How to parallelize batch processing of photos?

I’m trying to batch run ~60,000 images from my photo library though Topaz for filtering, but it only processes 1 image at a time. With an M2 Ultra CPU there are plenty of resources available to process multiple photos in parallel… Currently it’s taking forever. I don’t see an option for parallel threads in Topaz, is there any way to enable this?

EDIT:

after rm -rf a .ds folder i got this command to work as intended, which means theres a hundred ways to do this, but I have no immediate solution on how to manage memory. I got 4 processes that each consume 10 gig of memory and it usually crash after the first photo is done. {TEXTI will check if making sure that earch thread does not get piped the same images might help, since I think I am using 4 threads to run 4 topaz instances that each need as much memory as a single thread.}

Parallell has built in option to not start process unless certain amount of ram is free, but after that it maxes out again.

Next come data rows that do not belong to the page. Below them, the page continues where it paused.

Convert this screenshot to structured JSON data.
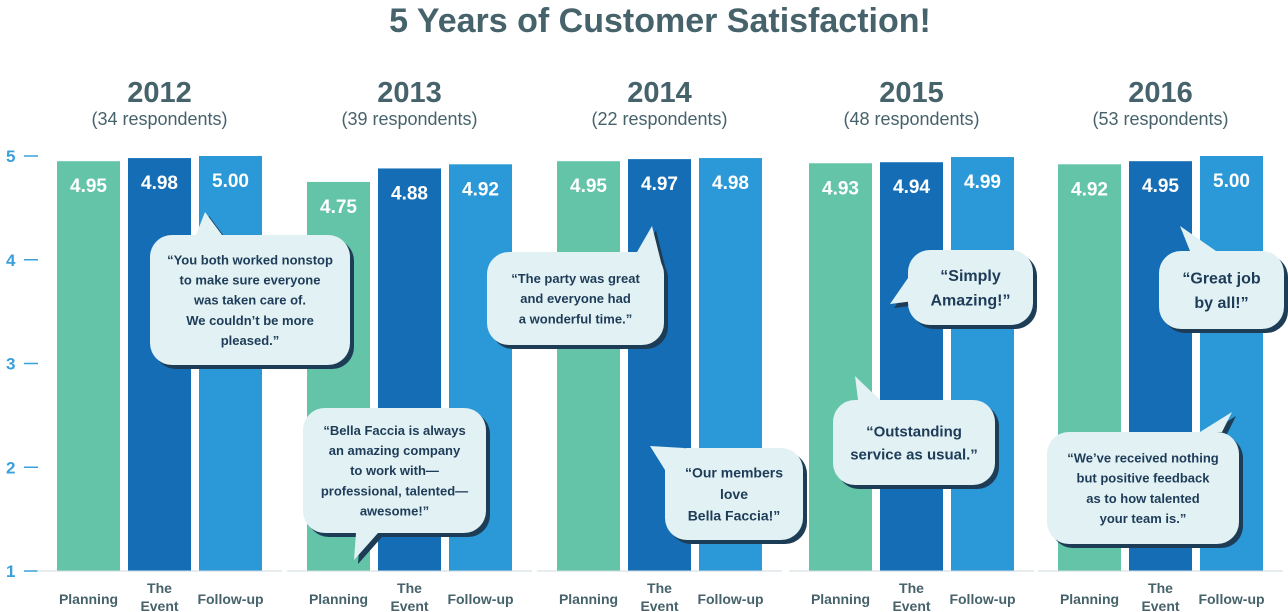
{
  "colors": {
    "planning": "#63c4a8",
    "event": "#156eb5",
    "followup": "#2b98d8",
    "bubble_fill": "#e1f1f4",
    "bubble_shadow": "#1c3d55",
    "text_dark": "#46626b",
    "tick": "#3aa0dc"
  },
  "chart_data": {
    "type": "bar",
    "title": "5 Years of Customer Satisfaction!",
    "ylim": [
      1,
      5
    ],
    "yticks": [
      "1",
      "2",
      "3",
      "4",
      "5"
    ],
    "categories": [
      "Planning",
      "The Event",
      "Follow-up"
    ],
    "grid": false,
    "groups": [
      {
        "year": "2012",
        "respondents": "(34 respondents)",
        "values": [
          4.95,
          4.98,
          5.0
        ],
        "labels": [
          "4.95",
          "4.98",
          "5.00"
        ]
      },
      {
        "year": "2013",
        "respondents": "(39 respondents)",
        "values": [
          4.75,
          4.88,
          4.92
        ],
        "labels": [
          "4.75",
          "4.88",
          "4.92"
        ]
      },
      {
        "year": "2014",
        "respondents": "(22 respondents)",
        "values": [
          4.95,
          4.97,
          4.98
        ],
        "labels": [
          "4.95",
          "4.97",
          "4.98"
        ]
      },
      {
        "year": "2015",
        "respondents": "(48 respondents)",
        "values": [
          4.93,
          4.94,
          4.99
        ],
        "labels": [
          "4.93",
          "4.94",
          "4.99"
        ]
      },
      {
        "year": "2016",
        "respondents": "(53 respondents)",
        "values": [
          4.92,
          4.95,
          5.0
        ],
        "labels": [
          "4.92",
          "4.95",
          "5.00"
        ]
      }
    ],
    "quotes": [
      {
        "lines": [
          "“You both worked nonstop",
          "to make sure everyone",
          "was taken care of.",
          "We couldn’t be more",
          "pleased.”"
        ]
      },
      {
        "lines": [
          "“Bella Faccia is always",
          "an amazing company",
          "to work with—",
          "professional, talented—",
          "awesome!”"
        ]
      },
      {
        "lines": [
          "“The party was great",
          "and everyone had",
          "a wonderful time.”"
        ]
      },
      {
        "lines": [
          "“Our members",
          "love",
          "Bella Faccia!”"
        ]
      },
      {
        "lines": [
          "“Simply",
          "Amazing!”"
        ]
      },
      {
        "lines": [
          "“Outstanding",
          "service as usual.”"
        ]
      },
      {
        "lines": [
          "“Great job",
          "by all!”"
        ]
      },
      {
        "lines": [
          "“We’ve received nothing",
          "but positive feedback",
          "as to how talented",
          "your team is.”"
        ]
      }
    ]
  }
}
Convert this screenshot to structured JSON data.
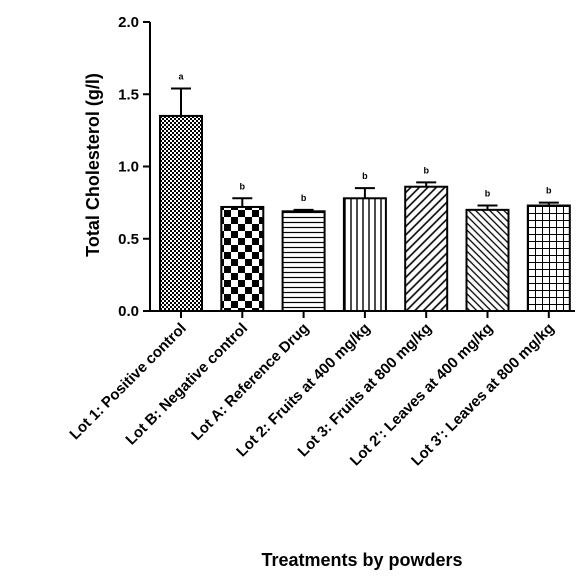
{
  "chart_data": {
    "type": "bar",
    "title": "",
    "xlabel": "Treatments by powders",
    "ylabel": "Total Cholesterol (g/l)",
    "ylim": [
      0.0,
      2.0
    ],
    "yticks": [
      "0.0",
      "0.5",
      "1.0",
      "1.5",
      "2.0"
    ],
    "grid": false,
    "legend": "none",
    "categories": [
      "Lot 1: Positive control",
      "Lot B: Negative control",
      "Lot A: Reference Drug",
      "Lot 2: Fruits at 400 mg/kg",
      "Lot 3: Fruits at 800 mg/kg",
      "Lot 2': Leaves at 400 mg/kg",
      "Lot 3': Leaves at 800 mg/kg"
    ],
    "values": [
      1.35,
      0.72,
      0.69,
      0.78,
      0.86,
      0.7,
      0.73
    ],
    "errors": [
      0.19,
      0.06,
      0.01,
      0.07,
      0.03,
      0.03,
      0.02
    ],
    "significance": [
      "a",
      "b",
      "b",
      "b",
      "b",
      "b",
      "b"
    ],
    "patterns": [
      "dense-check",
      "checkerboard",
      "horizontal-lines",
      "vertical-lines",
      "diagonal-up",
      "diagonal-down",
      "grid"
    ],
    "colors": {
      "bar_stroke": "#000000",
      "bar_fill": "#ffffff"
    }
  }
}
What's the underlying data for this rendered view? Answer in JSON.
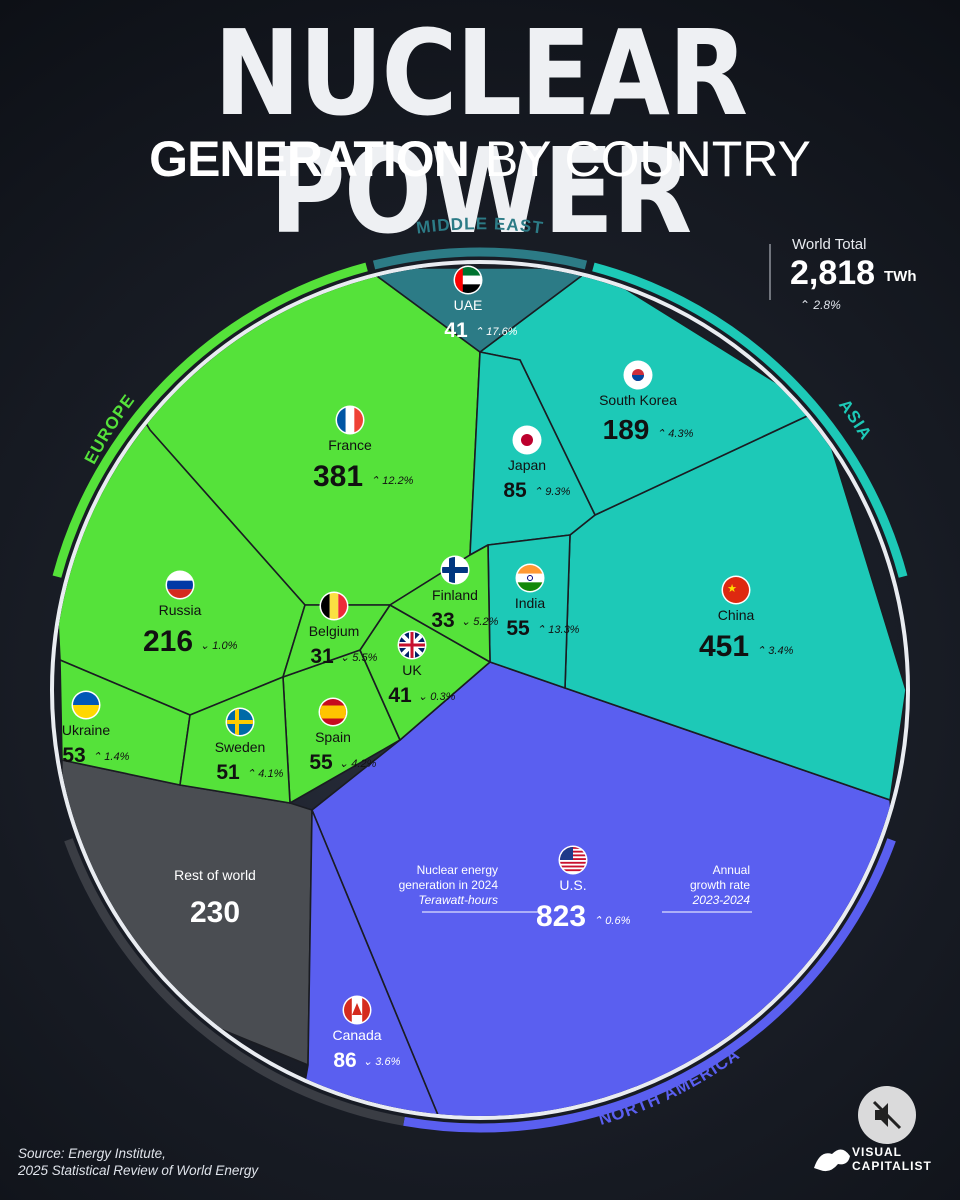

$ find . -maxdepth 1 -type f -print0 | parallel -0 -j 2 --memfree 4G topaz --cli {} --output ./test

Where -j2 --memfree 4G starts 2 threads and checks for at least 4 gig available mem before starting. It works but it takes a minute before my 2 topaz processes consumes 20 gig memory each :neutral_face:

This command got it technically working after ‘rm -rf .DS*’:

  • I have linked the cli binary to /usr/local/bin so that running “$ topaz” works anywhere. This command is ran while in the same folder as the images i wanted to process, and they are to ble placed in a new “test/” directory.
$ find . -maxdepth 1 -type f -print0 | parallel -0 -j 4 topaz --cli {} --output ./test --verbose

I got the original .tiff at 3024 × 4032 px and 37 MB
I also got a new .tiff under “test/” at 9072 × 12096 px and 658 MB, and is exactly as intended.


I got one of 4 .tiff as intended before it crashed. I think this would be very helpfull if topaz just made themselves as an argument option. I also thought about using a cloud service like runpod but I cant get it to work on linux even though it should be perfect for it.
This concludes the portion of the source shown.